CVE-2015-2374

Name of the Vulnerable Software and Affected Versions Microsoft Windows Server 2003 SP2 and R2 SP2 Microsoft Windows Server 2008 SP2 and R2 SP1 Microsoft Windows Server 2012 Gold and R2

Description The issue is related to the Netlogon service in Microsoft Windows Server, which does not properly implement domain-controller communication. This allows remote attackers to discover credentials by leveraging certain PDC access and spoofing the BDC role in a PDC communication channel. The vulnerability is caused by the service improperly establishing a secure communications channel to a primary domain controller (PDC). To exploit this vulnerability, an attacker would first need to have access to a PDC on a target network. The vulnerability may allow an attacker to gain access to user accounts due to errors in domain controller configuration.
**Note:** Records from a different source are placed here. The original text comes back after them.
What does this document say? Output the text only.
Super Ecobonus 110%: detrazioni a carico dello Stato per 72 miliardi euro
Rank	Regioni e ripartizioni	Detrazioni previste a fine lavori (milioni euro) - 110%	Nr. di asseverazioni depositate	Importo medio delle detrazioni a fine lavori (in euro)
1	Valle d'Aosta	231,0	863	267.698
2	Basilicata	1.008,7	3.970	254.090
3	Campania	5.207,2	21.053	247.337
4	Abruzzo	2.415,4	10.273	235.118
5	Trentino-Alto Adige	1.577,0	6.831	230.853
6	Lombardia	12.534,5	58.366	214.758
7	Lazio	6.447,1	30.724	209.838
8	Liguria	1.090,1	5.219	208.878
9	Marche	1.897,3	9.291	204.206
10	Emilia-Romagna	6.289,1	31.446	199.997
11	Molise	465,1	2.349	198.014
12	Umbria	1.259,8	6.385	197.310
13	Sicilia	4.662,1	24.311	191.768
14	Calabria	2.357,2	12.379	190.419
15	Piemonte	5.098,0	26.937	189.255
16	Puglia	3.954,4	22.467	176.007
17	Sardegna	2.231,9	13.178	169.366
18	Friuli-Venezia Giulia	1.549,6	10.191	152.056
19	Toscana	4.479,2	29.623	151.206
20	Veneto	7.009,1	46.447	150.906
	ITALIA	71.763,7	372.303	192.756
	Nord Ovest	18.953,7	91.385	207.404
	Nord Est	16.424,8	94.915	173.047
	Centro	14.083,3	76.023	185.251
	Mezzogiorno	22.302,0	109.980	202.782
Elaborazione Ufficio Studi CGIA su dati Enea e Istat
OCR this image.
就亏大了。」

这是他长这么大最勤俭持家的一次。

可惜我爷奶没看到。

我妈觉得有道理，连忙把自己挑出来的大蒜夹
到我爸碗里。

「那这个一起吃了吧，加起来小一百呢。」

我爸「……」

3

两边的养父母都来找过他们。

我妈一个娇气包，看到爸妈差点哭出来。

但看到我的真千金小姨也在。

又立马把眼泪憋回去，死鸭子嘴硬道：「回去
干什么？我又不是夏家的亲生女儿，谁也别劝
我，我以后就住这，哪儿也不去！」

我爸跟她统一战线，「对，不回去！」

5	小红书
Recommendations For Microsoft Windows Server 2003 SP2 and R2 SP2, update the Netlogon service to a patched version. For Microsoft Windows Server 2008 SP2 and R2 SP1, update the Netlogon service to a patched version. For Microsoft Windows Server 2012 Gold and R2, update the Netlogon service to a patched version. As a temporary workaround, consider restricting access to the primary domain controller (PDC) to minimize the risk of exploitation.